Is this a remarkably low-effort way to appease and deal with the immense social pressures of teenage-hood, or more like slavery to the second by second pressures of tending to your social networking personae? Perhaps it's both (and more), but either way it reminds us that the mediation of our digital selves remains something we must let the end-user authenticate on a case by case basis: truth and lies fill the netopticon and perhaps this anecdote is one example of "the inter-penetration of the netopticon with technologies of surveillance in real life" that Christina raised this time last week?

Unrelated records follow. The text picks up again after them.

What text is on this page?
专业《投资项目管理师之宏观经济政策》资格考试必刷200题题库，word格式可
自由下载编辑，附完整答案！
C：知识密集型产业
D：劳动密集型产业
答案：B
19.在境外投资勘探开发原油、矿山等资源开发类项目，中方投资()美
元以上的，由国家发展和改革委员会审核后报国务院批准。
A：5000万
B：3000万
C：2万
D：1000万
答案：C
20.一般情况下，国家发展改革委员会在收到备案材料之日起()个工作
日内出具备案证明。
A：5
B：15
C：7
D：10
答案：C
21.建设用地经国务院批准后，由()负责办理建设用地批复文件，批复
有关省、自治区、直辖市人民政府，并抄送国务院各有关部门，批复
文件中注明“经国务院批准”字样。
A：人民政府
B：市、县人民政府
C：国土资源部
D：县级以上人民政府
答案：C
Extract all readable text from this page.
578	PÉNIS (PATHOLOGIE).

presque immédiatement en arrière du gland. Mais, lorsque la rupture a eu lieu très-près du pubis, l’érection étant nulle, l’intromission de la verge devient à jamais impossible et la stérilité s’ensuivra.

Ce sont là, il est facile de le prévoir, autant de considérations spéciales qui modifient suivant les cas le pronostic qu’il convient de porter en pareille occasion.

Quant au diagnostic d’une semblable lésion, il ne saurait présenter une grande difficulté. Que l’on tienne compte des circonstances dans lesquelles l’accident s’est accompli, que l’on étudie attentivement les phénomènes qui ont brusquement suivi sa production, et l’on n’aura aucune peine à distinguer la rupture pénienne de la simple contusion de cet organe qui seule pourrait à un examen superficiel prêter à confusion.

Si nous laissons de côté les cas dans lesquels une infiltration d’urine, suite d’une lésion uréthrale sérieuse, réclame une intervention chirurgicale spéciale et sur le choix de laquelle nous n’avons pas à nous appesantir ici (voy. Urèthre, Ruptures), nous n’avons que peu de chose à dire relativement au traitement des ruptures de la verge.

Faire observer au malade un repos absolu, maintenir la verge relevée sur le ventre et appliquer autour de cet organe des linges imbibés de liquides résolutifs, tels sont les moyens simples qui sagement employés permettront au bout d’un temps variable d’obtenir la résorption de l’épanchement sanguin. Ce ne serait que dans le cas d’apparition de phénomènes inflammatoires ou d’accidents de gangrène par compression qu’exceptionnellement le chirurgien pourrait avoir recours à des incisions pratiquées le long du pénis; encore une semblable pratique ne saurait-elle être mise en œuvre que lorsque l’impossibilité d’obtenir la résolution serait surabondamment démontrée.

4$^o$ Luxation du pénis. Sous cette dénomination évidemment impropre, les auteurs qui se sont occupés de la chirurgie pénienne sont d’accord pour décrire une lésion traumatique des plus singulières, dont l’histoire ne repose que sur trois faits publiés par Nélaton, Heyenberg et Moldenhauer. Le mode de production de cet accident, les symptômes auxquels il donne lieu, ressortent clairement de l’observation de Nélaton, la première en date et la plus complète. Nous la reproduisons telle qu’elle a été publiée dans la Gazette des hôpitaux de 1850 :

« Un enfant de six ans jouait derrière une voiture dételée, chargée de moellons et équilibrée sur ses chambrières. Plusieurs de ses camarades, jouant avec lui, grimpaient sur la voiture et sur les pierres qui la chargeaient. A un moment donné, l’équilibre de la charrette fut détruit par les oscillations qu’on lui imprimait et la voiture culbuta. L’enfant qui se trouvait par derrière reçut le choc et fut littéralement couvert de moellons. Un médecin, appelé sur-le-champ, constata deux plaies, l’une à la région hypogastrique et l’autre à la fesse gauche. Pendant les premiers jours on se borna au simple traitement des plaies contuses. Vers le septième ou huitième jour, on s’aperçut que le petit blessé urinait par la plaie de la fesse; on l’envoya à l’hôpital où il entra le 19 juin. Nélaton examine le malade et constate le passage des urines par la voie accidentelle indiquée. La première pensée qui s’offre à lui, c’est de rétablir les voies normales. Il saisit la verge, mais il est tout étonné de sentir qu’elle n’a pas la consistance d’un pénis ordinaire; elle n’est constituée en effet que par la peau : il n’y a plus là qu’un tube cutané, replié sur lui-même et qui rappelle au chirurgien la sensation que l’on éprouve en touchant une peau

As we hand over to next week, we do wonder whether and how individual responsibility is altered by being online and what effects that has on us all, whether at the hands of panoptic forces or not? Franco and Eva Mattes performance video 'No Fun' (http://www.0100101110101101.org/home/nofun/index.html) offers an interesting albeit sensationalist and voyeuristic window here by 'staging' a suicide by hanging on chat roulette and then recording viewers responses to it as real, a joke, boring, fake etc. At its worst, some users just seem to be anaesthetised by the chat-roulette network environment, passively immobilised by this fleeting image in the endless rotation of webcams, lost in some oblique pornographic haze.
Wikipedia, however, is perhaps a rather more edifying example of a p2p mechanism in and of the netopticon, where the possibility of false information making its way into the collective gaze and outpourings of this knowledge bank, forces the onus onto every user of wikipedia to check the facts, just as any self-respecting journalist would do when researching an article or essay. And surely this is just what you want from any authority of information that is not seeking to inculcate you with propaganda; i.e. not to believe everything regardless, but to question its truth, and to question its provenance and its quality. This is built into the very operational fabric of wikipedia and partly perhaps as a result of its netoptic authoring mechanism: everything on there is probably true but not definitely true, making it usable but also making us ultimately the ones responsible to authenticate its information for our own use.